Make sure people recognize your brand in all the social media platforms that you use. This includes consistency in the color you use, logo, description, bio and your handle. Try to use the same colors and fonts in your images, graphics, and videos so even if users do not see your logo, they can recognize that it is your content.
Extend your brand voice to your social media posts. Tailor your writing style based on what you know about your audience from social data.
If your business covers several endeavors, consider creating social media accounts for different aspects of your business.
7. Thank you pages
If you have online forms (for visitors to contact you, request more information, subscribe to your newsletter etc.), you most likely have a “thank you” page where you thank visitors for using your form.
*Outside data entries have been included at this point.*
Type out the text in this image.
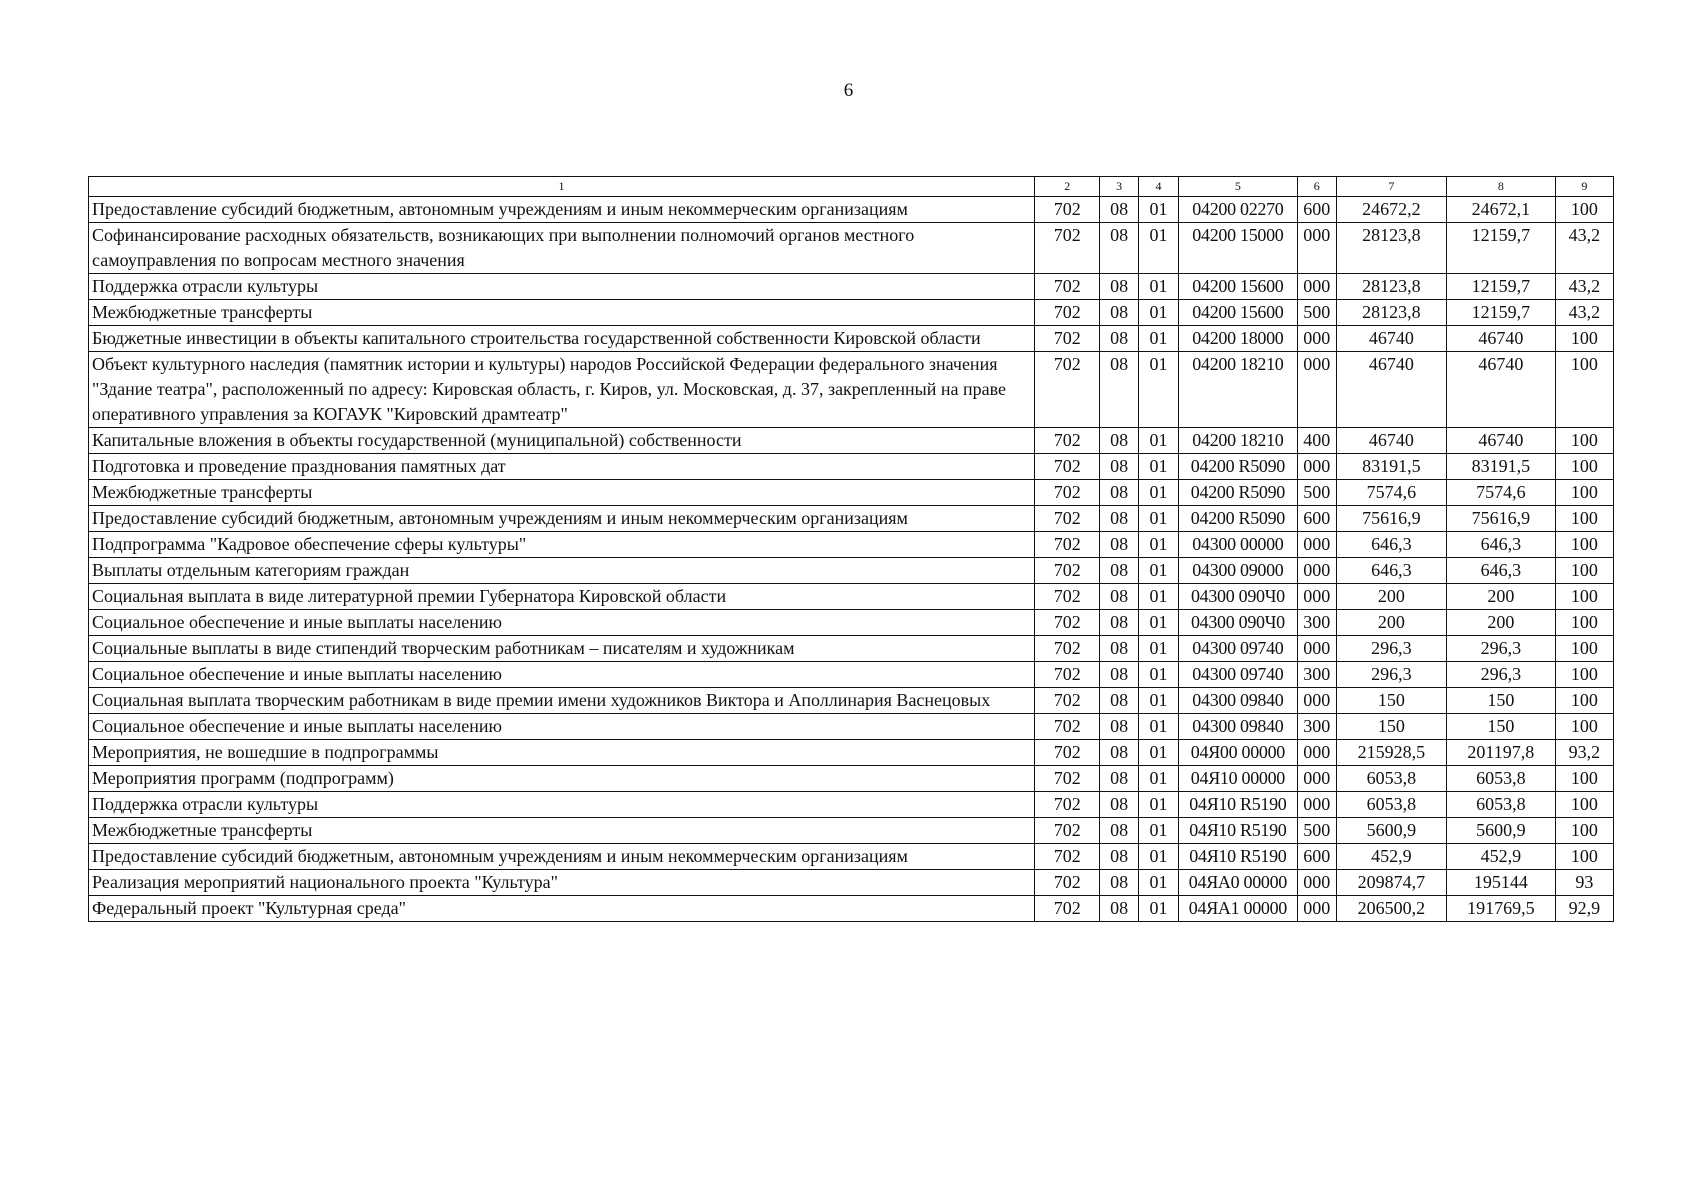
6
1	2	3	4	5	6	7	8	9
Предоставление субсидий бюджетным, автономным учреждениям и иным некоммерческим организациям	702	08	01	04200 02270	600	24672,2	24672,1	100
Софинансирование расходных обязательств, возникающих при выполнении полномочий органов местного самоуправления по вопросам местного значения	702	08	01	04200 15000	000	28123,8	12159,7	43,2
Поддержка отрасли культуры	702	08	01	04200 15600	000	28123,8	12159,7	43,2
Межбюджетные трансферты	702	08	01	04200 15600	500	28123,8	12159,7	43,2
Бюджетные инвестиции в объекты капитального строительства государственной собственности Кировской области	702	08	01	04200 18000	000	46740	46740	100
Объект культурного наследия (памятник истории и культуры) народов Российской Федерации федерального значения "Здание театра", расположенный по адресу: Кировская область, г. Киров, ул. Московская, д. 37, закрепленный на праве оперативного управления за КОГАУК "Кировский драмтеатр"	702	08	01	04200 18210	000	46740	46740	100
Капитальные вложения в объекты государственной (муниципальной) собственности	702	08	01	04200 18210	400	46740	46740	100
Подготовка и проведение празднования памятных дат	702	08	01	04200 R5090	000	83191,5	83191,5	100
Межбюджетные трансферты	702	08	01	04200 R5090	500	7574,6	7574,6	100
Предоставление субсидий бюджетным, автономным учреждениям и иным некоммерческим организациям	702	08	01	04200 R5090	600	75616,9	75616,9	100
Подпрограмма "Кадровое обеспечение сферы культуры"	702	08	01	04300 00000	000	646,3	646,3	100
Выплаты отдельным категориям граждан	702	08	01	04300 09000	000	646,3	646,3	100
Социальная выплата в виде литературной премии Губернатора Кировской области	702	08	01	04300 090Ч0	000	200	200	100
Социальное обеспечение и иные выплаты населению	702	08	01	04300 090Ч0	300	200	200	100
Социальные выплаты в виде стипендий творческим работникам – писателям и художникам	702	08	01	04300 09740	000	296,3	296,3	100
Социальное обеспечение и иные выплаты населению	702	08	01	04300 09740	300	296,3	296,3	100
Социальная выплата творческим работникам в виде премии имени художников Виктора и Аполлинария Васнецовых	702	08	01	04300 09840	000	150	150	100
Социальное обеспечение и иные выплаты населению	702	08	01	04300 09840	300	150	150	100
Мероприятия, не вошедшие в подпрограммы	702	08	01	04Я00 00000	000	215928,5	201197,8	93,2
Мероприятия программ (подпрограмм)	702	08	01	04Я10 00000	000	6053,8	6053,8	100
Поддержка отрасли культуры	702	08	01	04Я10 R5190	000	6053,8	6053,8	100
Межбюджетные трансферты	702	08	01	04Я10 R5190	500	5600,9	5600,9	100
Предоставление субсидий бюджетным, автономным учреждениям и иным некоммерческим организациям	702	08	01	04Я10 R5190	600	452,9	452,9	100
Реализация мероприятий национального проекта "Культура"	702	08	01	04ЯА0 00000	000	209874,7	195144	93
Федеральный проект "Культурная среда"	702	08	01	04ЯА1 00000	000	206500,2	191769,5	92,9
This is an excellent place to position your logo and slogan. Don’t clutter with lots of banners and marketing material. Keep it plain and simple.
8. Ebooks and Courses
Create free books on subjects of interest to your visitors and allow them to re-distribute to their own visitors. Brand your ebook with your logo, domain name and slogan on every page of the ebook (also consider including your own name).
9. Publish free articles or guest posts
With thousands of new Web sites and blogs popping up in Web land every month, the demand for high-quality content is immense. You can provide articles for other webmasters/editors to publish on their Web sites/blogs. At the end of your article put your name and a link to your Web site, with short teaser copy to get people to click on your link (offer a free book, subscription to your newsletter or some other enticing offer – see my resource box at the end for an example). This is free publicity at its best – not only will you get traffic back to your Web site; you’ll also add status and credibility to your name (provided your article is of high quality).
However, Google has been going after low-quality guest blog posts. Guest posts are still highly effective in marketing your site and building online credibility; but carefully select the sites where you do guest posting. Avoid submitting your sites on article directories or guest post networks – that’s the surest way to get pummeled by the search engines.
10. Autoresponders
These are emails that are sent automatically to anyone who requests them (triggered by sending them an email). Autoresponders are great as they work 24 hours a day without any intervention on your part. Use them to send visitors free reports, articles, list of links, etc. And add your branding copy (logo, name, slogan, USP etc.) at the top and bottom of the autoresponder message, with a link back to your Web site. Nowadays all good Web hosts provide their customers with free autoresponders.
If you don’t brand, you’ll have a hard time surviving on the Web. If you do brand – properly – you’ll have a hard time not laughing all the way to the bank. And as shown by the above tips, online branding is not hard to do. Just implement the tips and you’ll be well on your way.
Remember though that branding is not a one-time thing; it is a by-product of all your marketing efforts, whether online or offline.